I decided to go shower, cleanse myself, and think about my game some. I had some ideas, and a lot of good ideas. I went into the shower thinking happy.
Then I came out miserable. Something struck me, a bigger project I’ve been doing initial design for — it’s pretty much derivative fiction. Roughly a clone of Touhou Project with a different premise, different characters, and new locations, and I was lacking ideas how to make it remotely interesting. Then my mind started going further back. It started looking at every project, pointing out how it clones something else. I’m told that many popular things derive from other things, almost entirely sometimes. But I don’t want to be like that.
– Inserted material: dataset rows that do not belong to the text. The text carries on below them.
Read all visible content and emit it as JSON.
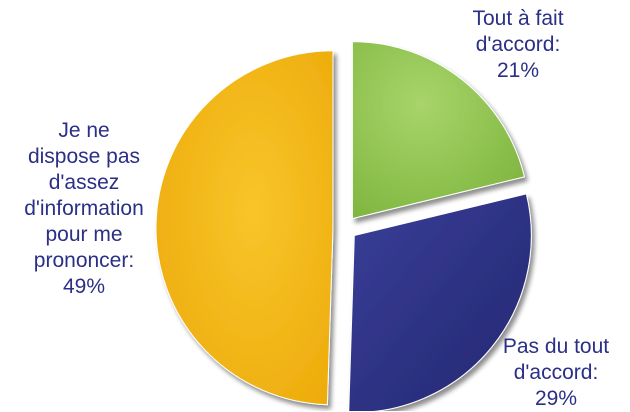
{
  "chart_data": {
    "type": "pie",
    "title": "",
    "slices": [
      {
        "label_lines": [
          "Tout à fait",
          "d'accord:",
          "21%"
        ],
        "value": 21,
        "color": "#92c64e"
      },
      {
        "label_lines": [
          "Pas du tout",
          "d'accord:",
          "29%"
        ],
        "value": 29,
        "color": "#2b2f86"
      },
      {
        "label_lines": [
          "Je ne",
          "dispose pas",
          "d'assez",
          "d'information",
          "pour me",
          "prononcer:",
          "49%"
        ],
        "value": 49,
        "color": "#f5b90e"
      }
    ],
    "start_angle_deg": 0,
    "direction": "clockwise",
    "exploded": true
  }
}
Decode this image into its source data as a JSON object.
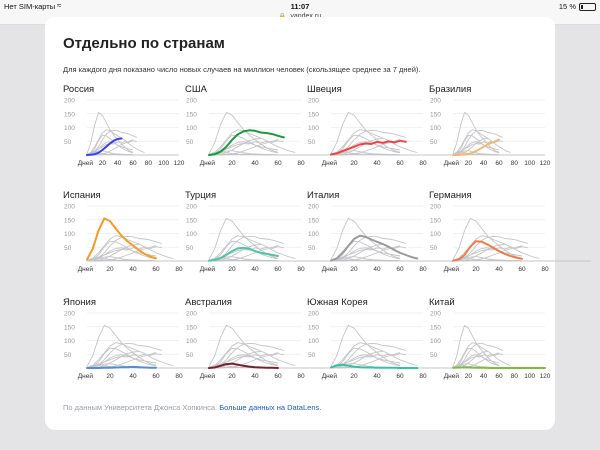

It doesn’t feel good.
This has completely dug into my motivation for my LD game. I quite liked the premise. You’re an embodiment of chaos, heading through tunnels, and battlegrounds while a human army fights of a wave of demons. You become the villain by being an omnipotent troll, ripping apart the war, twisting it in your favor, and rewarding yourself based on your actions. I thought this was a neat idea. It has nothing to do with any of my other games.
And yet this depression trigger has completely cut into my motivation for LD. I liked my game. My premise was interesting enough, for me at least. And I thought it could be fun. I feel a bit off since I’m still playing with shaded blocks for environment, while everyone’s got their pixels in. And it seems like there’s this overwhelming push for pixels when I want nice, painted textures. But there’s nothing wrong with that, and yet it’s somehow driving me insane.
For the moment, I’m going to eat something, sit down, and talk to a friend. I’m eating sub sandwiches, homemade. I haven’t eaten all day — not because I’m feeling this way, but because I was so dedicated to my game, and I was feeling good about things. Maybe not feeling empty will make me feel better. Once I’m done, I’m going to try to get AI working, and get the battles working in my game. Maybe seeing these things work will make me feel good again.
The whole situation is strange, though. I don’t want to be the person who follows the leader, who jumps into one thing’s popularity and just rides it attempting to make a buck or two off of it. That kind of thing results in Metal of Honor: Warfighter. I want to create something new, and interesting. But I feel like I’ve failed massively.